Background
Cervical cancer, as one of the most common malignancies in women, is closely related to the mechanism of angiogenesis, which needs further exploration.
Conclusion
This research provides fresh insights and a valuable tool to guide therapeutic decision-making for CESC.
Methods
The squamous cell carcinoma of the cervix and cervical adenocarcinoma (CESC) data from The Cancer Genome Atlas (TCGA) database. CESC subtypes based on 48 angiogenesis-related genes were identified using consistent cluster analysis, and the limma package were adopted to screen the differentially expressed genes (DEGs) associated with prognosis. Further compress the DEGs through univariate and Least Absolute Shrinkage and Selection Operator (LASSO) COX analysis to identify the key genes.
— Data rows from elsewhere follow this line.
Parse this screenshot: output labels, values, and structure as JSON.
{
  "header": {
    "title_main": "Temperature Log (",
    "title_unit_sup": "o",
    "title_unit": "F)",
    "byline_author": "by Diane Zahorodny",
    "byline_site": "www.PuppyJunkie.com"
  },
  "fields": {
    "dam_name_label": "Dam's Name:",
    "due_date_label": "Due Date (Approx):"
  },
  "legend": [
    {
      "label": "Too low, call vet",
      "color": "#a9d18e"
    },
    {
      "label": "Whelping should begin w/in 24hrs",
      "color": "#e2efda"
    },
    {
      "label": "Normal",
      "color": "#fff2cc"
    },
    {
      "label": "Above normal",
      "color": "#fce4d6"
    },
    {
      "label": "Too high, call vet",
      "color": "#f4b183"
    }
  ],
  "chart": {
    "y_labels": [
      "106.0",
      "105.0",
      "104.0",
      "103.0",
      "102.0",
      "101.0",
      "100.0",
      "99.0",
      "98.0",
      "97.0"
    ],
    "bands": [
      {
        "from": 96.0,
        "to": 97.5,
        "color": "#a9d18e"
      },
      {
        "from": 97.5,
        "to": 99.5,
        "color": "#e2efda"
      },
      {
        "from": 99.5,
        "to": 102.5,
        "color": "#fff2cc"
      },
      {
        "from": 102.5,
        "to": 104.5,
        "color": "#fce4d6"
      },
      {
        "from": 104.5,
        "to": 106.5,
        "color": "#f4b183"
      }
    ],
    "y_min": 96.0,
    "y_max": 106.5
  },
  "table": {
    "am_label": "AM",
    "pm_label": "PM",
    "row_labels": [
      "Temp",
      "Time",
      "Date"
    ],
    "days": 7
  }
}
Calculate immune scores using the GSVA package and predict immunotherapy response with TIDE. For in vitro analysis, the expressions of these key genes were additionally tested via reverse-transcription quantitative PCR, and the migration and invasion of Hela cells were determined in scratch and transwell assays, respectively.
Results
3 CESC subtypes were identified, with the best survival advantage in the C2 subtype and the worst in C1 subtype. A risk model was established utilizing seven key genes (MMP3, DLL4, CAP2, PDIA6, TCN2, PAPSS2, and VCAM1), showcases an Area Under the Curve (AUC) exceeding 0.7, underlining its robust performance. The risk score model showed a trend of poorer survival for patients in the high-risk score group and good agreement across different datasets. A nomogram was constructed, and calibration curves indicated robust predictive performance. Immunological analysis revealed heightened sensitivity to immunotherapy in the low-risk group. Besides, the elevated expressions of all 7 genes were seen in Hela cells, and the specific target-mediated DLL4 knockdown diminished the migration and invasion of Hela cells in vitro.